We actually have a TMS chair in this practice. It looks kind of like a dentist chair, but there's an MRI strength magnet that is placed over the middle of the head, and a psychiatrist maps it and gets it right to the right spot. And there's a way that they can tell when it's right at the right spot. And then the person comes in for 36 treatments that are about a half-hour long, over eight weeks. Now, that sounds like a lot, and it is. But the other treatment that we have had for many years for severe, treatment-resistant depression is ECT, electroconvulsive therapy, or shock therapy. Now ECT gets a bad rap. ECT has saved many, many lives. And up until we had TMS, ECT was it when people had severe treatment-resistant depression. And so ECT is still a good option for people who have tried dozens of antidepressants, and nothing has helped. And those people are out there.

There are many misconceptions about ECT, dating back to the movie One Flew Over the Cuckoo's Nest and other movies. It is very carefully done. It does cause you to have a seizure that resets the brain, but you're not convulsing. They give you a muscle relaxant. They sedate you. So the seizure that you have, I've watched an ECT treatment, and it looks about like this, like, twitch, twitch, twitch, twitch, twitch, and then it's done. That's it. You're laying there sedated, barely twitching, and that's your seizure. But it resets the brain in a good way. And if someone is severely depressed, or suicidal, really, ECT is a better thing because it can be done immediately, and now somebody has to drive you to the hospital.
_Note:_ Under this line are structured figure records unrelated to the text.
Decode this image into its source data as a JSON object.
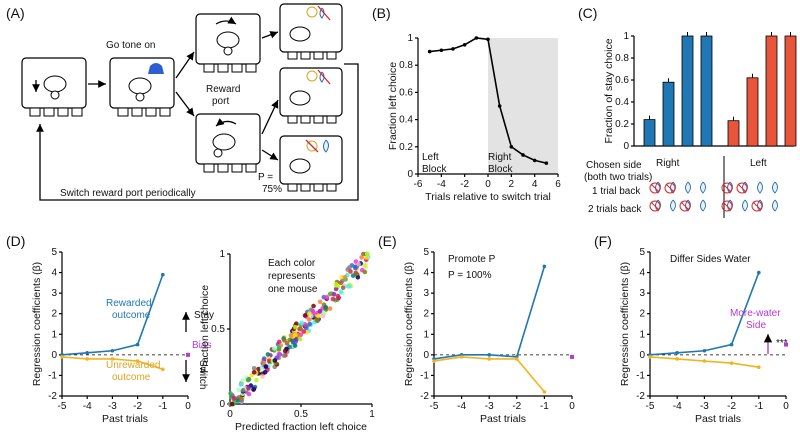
{
  "panels": {
    "A": {
      "label": "(A)",
      "go_tone": "Go tone on",
      "reward_port": [
        "Reward",
        "port"
      ],
      "p_label": "P =",
      "p_value": "75%",
      "switch_text": "Switch reward  port periodically"
    },
    "B": {
      "label": "(B)",
      "left_block": [
        "Left",
        "Block"
      ],
      "right_block": [
        "Right",
        "Block"
      ]
    },
    "C": {
      "label": "(C)",
      "chosen_side": [
        "Chosen side",
        "(both two trials)"
      ],
      "one_back": "1 trial back",
      "two_back": "2 trials back",
      "right": "Right",
      "left": "Left"
    },
    "D": {
      "label": "(D)",
      "rewarded": [
        "Rewarded",
        "outcome"
      ],
      "unrewarded": [
        "Unrewarded",
        "outcome"
      ],
      "stay": "Stay",
      "switch": "Switch",
      "bias": "Bias",
      "scatter_note": [
        "Each color",
        "represents",
        "one mouse"
      ]
    },
    "E": {
      "label": "(E)",
      "title": "Promote P",
      "subtitle": "P = 100%"
    },
    "F": {
      "label": "(F)",
      "title": "Differ Sides Water",
      "more_water": [
        "More-water",
        "Side"
      ],
      "sig": "***"
    }
  },
  "colors": {
    "blue": "#1f77b4",
    "red": "#e8553a",
    "yellow": "#f0b41e",
    "purple": "#b23ad6",
    "shade": "#e3e3e3"
  },
  "chart_data": [
    {
      "id": "B",
      "type": "line",
      "xlabel": "Trials relative to switch trial",
      "ylabel": "Fraction left choice",
      "xlim": [
        -6,
        6
      ],
      "ylim": [
        0,
        1
      ],
      "xticks": [
        -6,
        -4,
        -2,
        0,
        2,
        4,
        6
      ],
      "yticks": [
        0,
        0.2,
        0.4,
        0.6,
        0.8,
        1
      ],
      "shaded_from": 0,
      "x": [
        -5,
        -4,
        -3,
        -2,
        -1,
        0,
        1,
        2,
        3,
        4,
        5
      ],
      "values": [
        0.9,
        0.91,
        0.92,
        0.95,
        1.0,
        0.99,
        0.5,
        0.2,
        0.14,
        0.1,
        0.08
      ]
    },
    {
      "id": "C",
      "type": "bar",
      "ylabel": "Fraction of stay choice",
      "ylim": [
        0,
        1
      ],
      "yticks": [
        0,
        0.2,
        0.4,
        0.6,
        0.8,
        1
      ],
      "groups": [
        {
          "name": "Right",
          "color": "blue",
          "values": [
            0.24,
            0.58,
            1.0,
            1.0
          ]
        },
        {
          "name": "Left",
          "color": "red",
          "values": [
            0.23,
            0.62,
            1.0,
            1.0
          ]
        }
      ]
    },
    {
      "id": "D",
      "type": "line",
      "xlabel": "Past trials",
      "ylabel": "Regression coefficients (β)",
      "xlim": [
        -5,
        0
      ],
      "ylim": [
        -2,
        5
      ],
      "xticks": [
        -5,
        -4,
        -3,
        -2,
        -1,
        0
      ],
      "yticks": [
        -2,
        -1,
        0,
        1,
        2,
        3,
        4,
        5
      ],
      "x": [
        -5,
        -4,
        -3,
        -2,
        -1
      ],
      "series": [
        {
          "name": "Rewarded outcome",
          "color": "blue",
          "values": [
            0.0,
            0.1,
            0.2,
            0.5,
            3.9
          ]
        },
        {
          "name": "Unrewarded outcome",
          "color": "yellow",
          "values": [
            -0.1,
            -0.2,
            -0.2,
            -0.3,
            -0.7
          ]
        }
      ],
      "bias": 0.0
    },
    {
      "id": "D2",
      "type": "scatter",
      "xlabel": "Predicted fraction left choice",
      "ylabel": "Fraction left choice",
      "xlim": [
        0,
        1
      ],
      "ylim": [
        0,
        1
      ],
      "xticks": [
        0,
        0.5,
        1
      ],
      "yticks": [
        0,
        0.5,
        1
      ]
    },
    {
      "id": "E",
      "type": "line",
      "xlabel": "Past trials",
      "ylabel": "Regression coefficients (β)",
      "xlim": [
        -5,
        0
      ],
      "ylim": [
        -2,
        5
      ],
      "xticks": [
        -5,
        -4,
        -3,
        -2,
        -1,
        0
      ],
      "yticks": [
        -2,
        -1,
        0,
        1,
        2,
        3,
        4,
        5
      ],
      "x": [
        -5,
        -4,
        -3,
        -2,
        -1
      ],
      "series": [
        {
          "color": "blue",
          "values": [
            -0.2,
            0.0,
            0.0,
            -0.1,
            4.3
          ]
        },
        {
          "color": "yellow",
          "values": [
            -0.3,
            -0.1,
            -0.2,
            -0.2,
            -1.8
          ]
        }
      ],
      "bias": -0.1
    },
    {
      "id": "F",
      "type": "line",
      "xlabel": "Past trials",
      "ylabel": "Regression coefficients (β)",
      "xlim": [
        -5,
        0
      ],
      "ylim": [
        -2,
        5
      ],
      "xticks": [
        -5,
        -4,
        -3,
        -2,
        -1,
        0
      ],
      "yticks": [
        -2,
        -1,
        0,
        1,
        2,
        3,
        4,
        5
      ],
      "x": [
        -5,
        -4,
        -3,
        -2,
        -1
      ],
      "series": [
        {
          "color": "blue",
          "values": [
            0.0,
            0.1,
            0.2,
            0.5,
            4.0
          ]
        },
        {
          "color": "yellow",
          "values": [
            -0.1,
            -0.2,
            -0.3,
            -0.4,
            -0.6
          ]
        }
      ],
      "bias": 0.5
    }
  ]
}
Often people start ECT when they're in the hospital, but it can help you kind of take you back from the edge of the cliff if you have severe, treatment-resistant depression and you're suicidal. But the nice thing about TMS is that it's much less invasive. You're not sedated. There are a lot of 30-minute treatments. So it's five days a week for six weeks and then two weeks of three times a week. So that's the eight weeks. But there are people that come in the morning, and then they go to work. Some people come during their lunch hour. Some people come at the end of the day, and so listen. For people who have struggled with major depression for this long, they're happy to have this inconvenience, if you will. In addition to TMS, there are exciting new treatments that are in clinical trials, including with ketamine. Ketamine trials. Often it's a nasal spray where the person stays in the doctor's office for 20 or 30 minutes just to make sure they don't have a reaction.

There are also very exciting clinical trials with substances such as psilocybin, which is a hallucinogenic drug. But it appears to have remarkable capabilities to help people with the worst of the worst people with severe, treatment-resistant depression. Often people with depression just need counseling. If counseling is not enough, getting on some kind of antidepressant can help. But if you've tried one after another after another and it's not getting better, we have treatments now, and we have other treatments that will be available after these clinical trials that are really spelling relief for people for the first time in my career. So it's so encouraging to me late in my career to see these wonderful treatments for people that we have only been able to help this much in the past, and now we can help them this much. So.